Appena notificato il decreto all'imputato, i difensori proposero opposizione con richiesta di giudizio abbreviato condizionato ad una integrazione probatoria ritenuta decisiva per l'assoluzione. Infatti, C.M., nell'istanza che aveva presentato aveva dichiarato di essere l'unico componente del nucleo familiare in quanto viveva da tempo da solo e di percepire un modesto reddito, non superiore a quello previsto dalla legge per poter ottenere il gratuito patrocinio. Invece, la Guardia di Finanza, limitandosi ad acquisire un certificato presso il Comune di Bonifati, sosteneva, erroneamente, che il nucleo familiare di C.M. era composto anche dal fratello D.M., che risultava aver percepito un reddito da lavoro di 13.314,13 euro.
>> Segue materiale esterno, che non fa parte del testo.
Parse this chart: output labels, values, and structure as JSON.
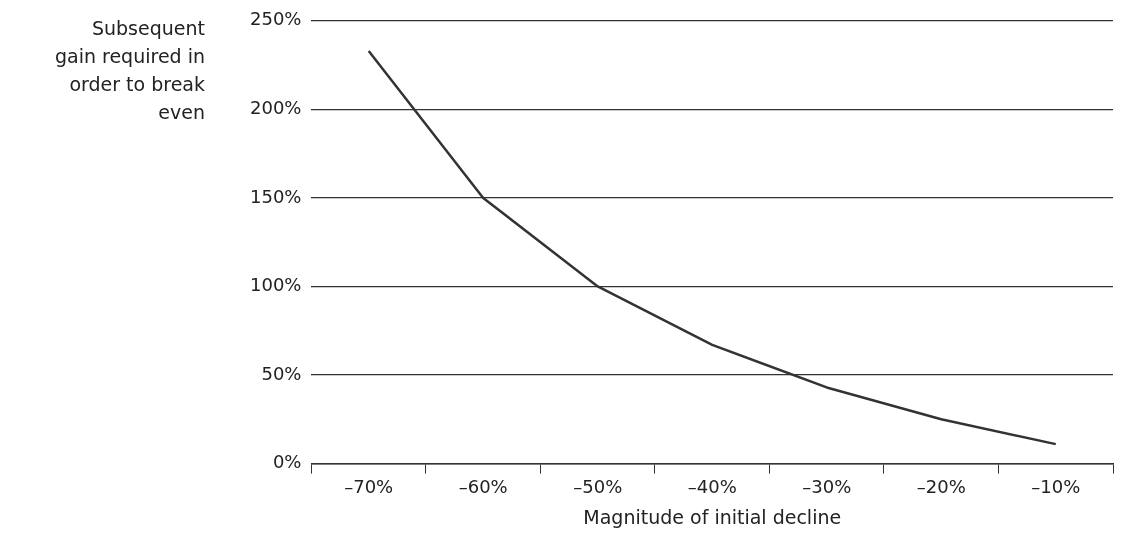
{
  "chart_data": {
    "type": "line",
    "xlabel": "Magnitude of initial decline",
    "ylabel": "Subsequent gain required in order to break even",
    "categories": [
      "–70%",
      "–60%",
      "–50%",
      "–40%",
      "–30%",
      "–20%",
      "–10%"
    ],
    "series": [
      {
        "color": "#333333",
        "values": [
          233,
          150,
          100,
          67,
          43,
          25,
          11
        ]
      }
    ],
    "ylim": [
      0,
      250
    ],
    "yticks": [
      {
        "value": 0,
        "label": "0%"
      },
      {
        "value": 50,
        "label": "50%"
      },
      {
        "value": 100,
        "label": "100%"
      },
      {
        "value": 150,
        "label": "150%"
      },
      {
        "value": 200,
        "label": "200%"
      },
      {
        "value": 250,
        "label": "250%"
      }
    ],
    "grid": "y",
    "legend": false,
    "marker": "none",
    "line_style": "solid"
  }
}
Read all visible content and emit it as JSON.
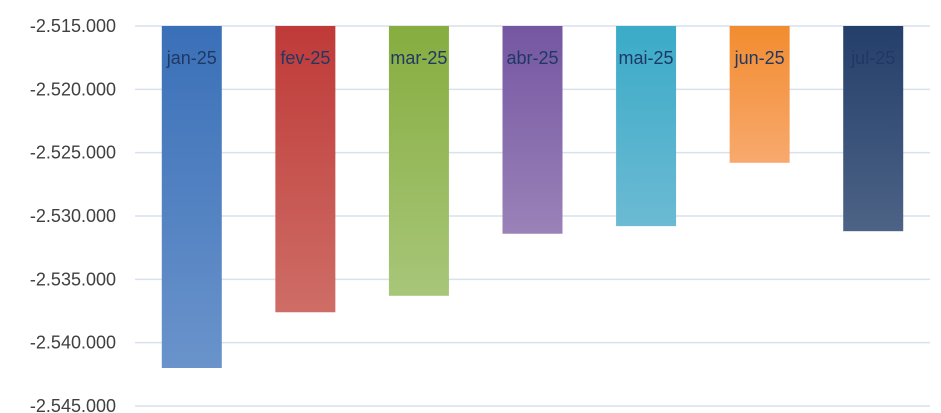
{
  "chart_data": {
    "type": "bar",
    "title": "",
    "xlabel": "",
    "ylabel": "",
    "categories": [
      "jan-25",
      "fev-25",
      "mar-25",
      "abr-25",
      "mai-25",
      "jun-25",
      "jul-25"
    ],
    "values": [
      -2542000,
      -2537600,
      -2536300,
      -2531400,
      -2530800,
      -2525800,
      -2531200
    ],
    "ylim": [
      -2545000,
      -2515000
    ],
    "yticks": [
      -2515000,
      -2520000,
      -2525000,
      -2530000,
      -2535000,
      -2540000,
      -2545000
    ],
    "ytick_labels": [
      "-2.515.000",
      "-2.520.000",
      "-2.525.000",
      "-2.530.000",
      "-2.535.000",
      "-2.540.000",
      "-2.545.000"
    ],
    "grid": true,
    "legend": "none",
    "colors": [
      [
        "#3A70B8",
        "#6A93CB"
      ],
      [
        "#BF3A38",
        "#CE6D66"
      ],
      [
        "#86AD3F",
        "#A8C679"
      ],
      [
        "#7556A2",
        "#9A82B8"
      ],
      [
        "#3AABC8",
        "#6CBAD3"
      ],
      [
        "#F28C2F",
        "#F8A96E"
      ],
      [
        "#243F6A",
        "#4D6386"
      ]
    ]
  }
}
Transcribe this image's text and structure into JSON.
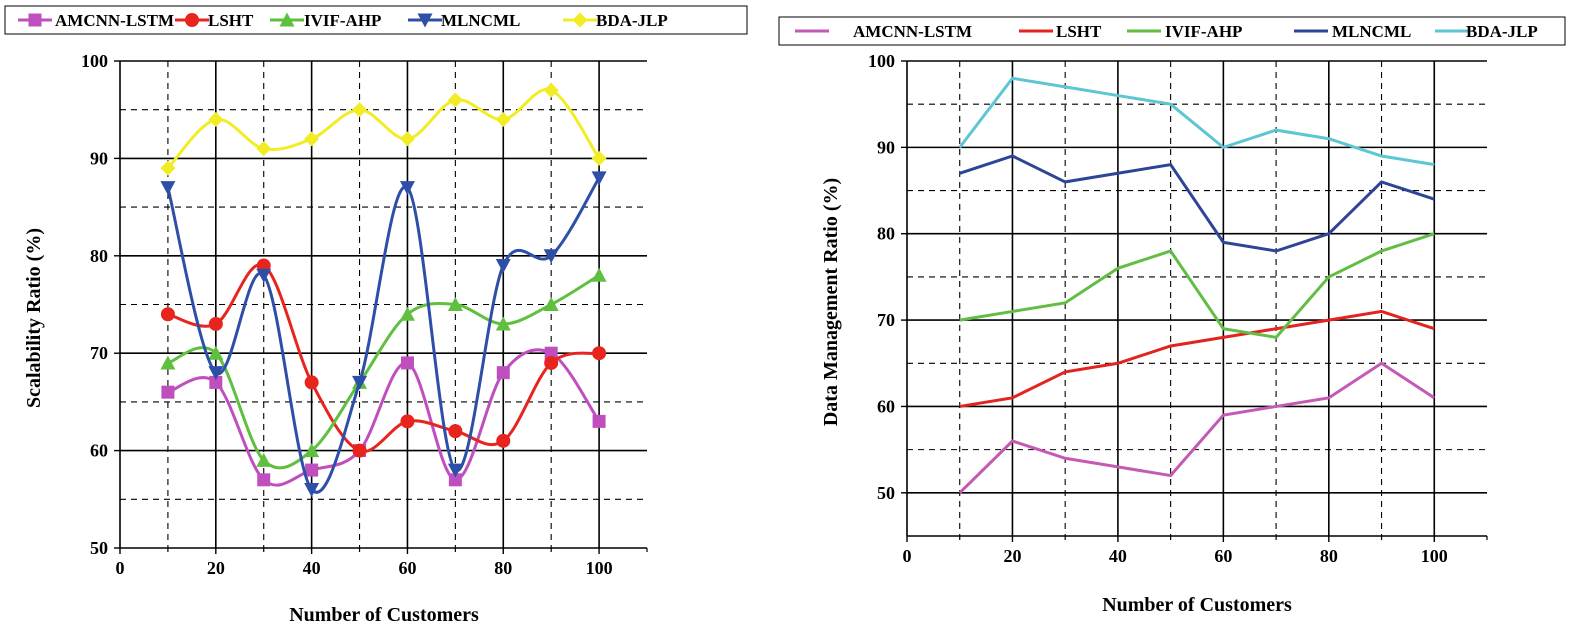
{
  "chart_data": [
    {
      "type": "line",
      "smooth": true,
      "title": "",
      "xlabel": "Number of Customers",
      "ylabel": "Scalability Ratio (%)",
      "xlim": [
        0,
        110
      ],
      "ylim": [
        50,
        100
      ],
      "xticks": [
        "0",
        "20",
        "40",
        "60",
        "80",
        "100"
      ],
      "xtick_values": [
        0,
        20,
        40,
        60,
        80,
        100
      ],
      "yticks": [
        "50",
        "60",
        "70",
        "80",
        "90",
        "100"
      ],
      "ytick_values": [
        50,
        60,
        70,
        80,
        90,
        100
      ],
      "grid": "solid major lines at 10-unit steps; dashed minor lines",
      "legend_position": "top",
      "x": [
        10,
        20,
        30,
        40,
        50,
        60,
        70,
        80,
        90,
        100
      ],
      "series": [
        {
          "name": "AMCNN-LSTM",
          "color": "#bf4fbf",
          "marker": "square",
          "values": [
            66,
            67,
            57,
            58,
            60,
            69,
            57,
            68,
            70,
            63
          ]
        },
        {
          "name": "LSHT",
          "color": "#e8241f",
          "marker": "circle",
          "values": [
            74,
            73,
            79,
            67,
            60,
            63,
            62,
            61,
            69,
            70
          ]
        },
        {
          "name": "IVIF-AHP",
          "color": "#5fbf3f",
          "marker": "triangle-up",
          "values": [
            69,
            70,
            59,
            60,
            67,
            74,
            75,
            73,
            75,
            78
          ]
        },
        {
          "name": "MLNCML",
          "color": "#2e4fa8",
          "marker": "triangle-down",
          "values": [
            87,
            68,
            78,
            56,
            67,
            87,
            58,
            79,
            80,
            88
          ]
        },
        {
          "name": "BDA-JLP",
          "color": "#f2ec24",
          "marker": "diamond",
          "values": [
            89,
            94,
            91,
            92,
            95,
            92,
            96,
            94,
            97,
            90
          ]
        }
      ]
    },
    {
      "type": "line",
      "smooth": false,
      "title": "",
      "xlabel": "Number of Customers",
      "ylabel": "Data Management Ratio (%)",
      "xlim": [
        0,
        110
      ],
      "ylim": [
        45,
        100
      ],
      "xticks": [
        "0",
        "20",
        "40",
        "60",
        "80",
        "100"
      ],
      "xtick_values": [
        0,
        20,
        40,
        60,
        80,
        100
      ],
      "yticks": [
        "50",
        "60",
        "70",
        "80",
        "90",
        "100"
      ],
      "ytick_values": [
        50,
        60,
        70,
        80,
        90,
        100
      ],
      "grid": "solid major lines at 10-unit steps; dashed minor lines",
      "legend_position": "top",
      "x": [
        10,
        20,
        30,
        40,
        50,
        60,
        70,
        80,
        90,
        100
      ],
      "series": [
        {
          "name": "AMCNN-LSTM",
          "color": "#c45ab4",
          "marker": "none",
          "values": [
            50,
            56,
            54,
            53,
            52,
            59,
            60,
            61,
            65,
            61
          ]
        },
        {
          "name": "LSHT",
          "color": "#e3231f",
          "marker": "none",
          "values": [
            60,
            61,
            64,
            65,
            67,
            68,
            69,
            70,
            71,
            69
          ]
        },
        {
          "name": "IVIF-AHP",
          "color": "#62bd45",
          "marker": "none",
          "values": [
            70,
            71,
            72,
            76,
            78,
            69,
            68,
            75,
            78,
            80
          ]
        },
        {
          "name": "MLNCML",
          "color": "#2e4597",
          "marker": "none",
          "values": [
            87,
            89,
            86,
            87,
            88,
            79,
            78,
            80,
            86,
            84
          ]
        },
        {
          "name": "BDA-JLP",
          "color": "#5ec6d3",
          "marker": "none",
          "values": [
            90,
            98,
            97,
            96,
            95,
            90,
            92,
            91,
            89,
            88
          ]
        }
      ]
    }
  ]
}
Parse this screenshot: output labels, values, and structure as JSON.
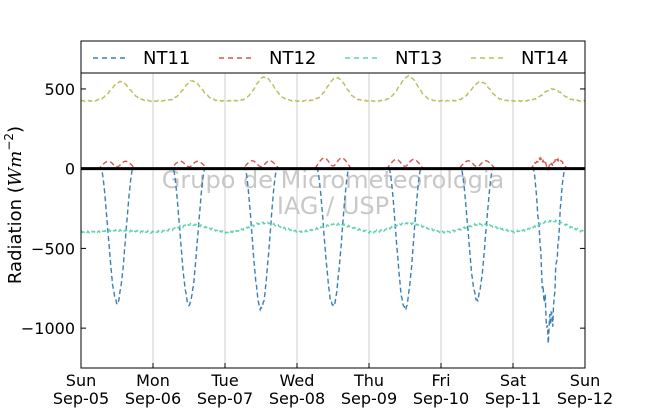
{
  "chart_data": {
    "type": "line",
    "ylabel_text": "Radiation (",
    "ylabel_math": "Wm",
    "ylabel_exp": "−2",
    "ylabel_close": ")",
    "ylim": [
      -1250,
      600
    ],
    "yticks": [
      500,
      0,
      -500,
      -1000
    ],
    "ytick_labels": [
      "500",
      "0",
      "−500",
      "−1000"
    ],
    "xlim": [
      "2010-09-05",
      "2010-09-12"
    ],
    "xtick_labels": [
      {
        "day": "Sun",
        "date": "Sep-05"
      },
      {
        "day": "Mon",
        "date": "Sep-06"
      },
      {
        "day": "Tue",
        "date": "Sep-07"
      },
      {
        "day": "Wed",
        "date": "Sep-08"
      },
      {
        "day": "Thu",
        "date": "Sep-09"
      },
      {
        "day": "Fri",
        "date": "Sep-10"
      },
      {
        "day": "Sat",
        "date": "Sep-11"
      },
      {
        "day": "Sun",
        "date": "Sep-12"
      }
    ],
    "grid": "vertical at day boundaries",
    "zero_line": true,
    "legend_position": "top, above plot",
    "watermark": [
      "Grupo de Micrometeorologia",
      "IAG / USP"
    ],
    "daily_peaks": [
      {
        "day": "Sep-05",
        "NT11": -840,
        "NT12": 80,
        "NT13": -390,
        "NT14": 545
      },
      {
        "day": "Sep-06",
        "NT11": -850,
        "NT12": 80,
        "NT13": -350,
        "NT14": 550
      },
      {
        "day": "Sep-07",
        "NT11": -880,
        "NT12": 85,
        "NT13": -340,
        "NT14": 575
      },
      {
        "day": "Sep-08",
        "NT11": -860,
        "NT12": 115,
        "NT13": -350,
        "NT14": 570
      },
      {
        "day": "Sep-09",
        "NT11": -880,
        "NT12": 100,
        "NT13": -340,
        "NT14": 580
      },
      {
        "day": "Sep-10",
        "NT11": -820,
        "NT12": 85,
        "NT13": -350,
        "NT14": 545
      },
      {
        "day": "Sep-11",
        "NT11": -1000,
        "NT12": 100,
        "NT13": -330,
        "NT14": 500
      }
    ],
    "series": [
      {
        "name": "NT11",
        "color": "#3a7fb8"
      },
      {
        "name": "NT12",
        "color": "#d9534f"
      },
      {
        "name": "NT13",
        "color": "#5fd3a8"
      },
      {
        "name": "NT14",
        "color": "#bcbd5e"
      }
    ]
  }
}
Per cui il reddito complessivo del nucleo familiare era di 19.314,13 euro mentre non avrebbe dovuto superare quello di 11.746,68 euro. La difesa ha dimostrato che l'imputato, come dichiarato nell'istanza, viveva da tempo da solo, poiché il fratello pur mantenendo formalmente la residenza anagrafica nel Comune di Bonifati, in un immobile di proprietà della famiglia, peraltro all'insaputa dell'imputato, dimorava stabilmente a Latina, ove esercitava la propria attività lavorativa sin dall'anno 2020, per cui il reddito percepito e dichiarato dallo stesso non doveva essere computato, non essendoci convivenza.
 
Il Pubblico Ministero ha insistito per la condanna dell'imputato alla pena, ridotta per il rito scelto, della reclusione di mesi 5 e giorni 10 e della multa di euro 166,67 mentre la difesa ne ha sollecitato l'assoluzione perché il fatto non costituiva reato. All'esito della Camera di Consiglio, l'imputato, come richiesto dai difensori Simona Socievole ed Emilio Enzo Quintieri, è stato assolto dal Giudice Letizia Benigno "perché il fatto non costituisce reato" essendo stato dimostrato che C.M. non conviveva più con il fratello D.M. dal 2020, in ragione della dimora stabile di quest'ultimo lontano dalla residenza anagrafica di Bonifati per ragioni di lavoro e, per quanto riguarda il reddito dichiarato di 4.500,00 euro in luogo dei 6.000,00 euro effettivamente percepiti, si trattava di un errore dichiarativo dell'imputato, tale da non configurare l'elemento della falsità e dell'incompletezza della dichiarazione sostitutiva anche in ragione dell'esiguità della variazione patrimoniale e del fatto che i redditi effettivi non superavano il limite stabilito dalla legge per l'ammissione al patrocinio a spese dello Stato. Il Giudice ha tenuto a precisare come il Magistrato procedente, nella valutazione patrimoniale dell'istante, deve valutare lo stato di fatto, oltre il dato formale emergente dalla residenza anagrafica.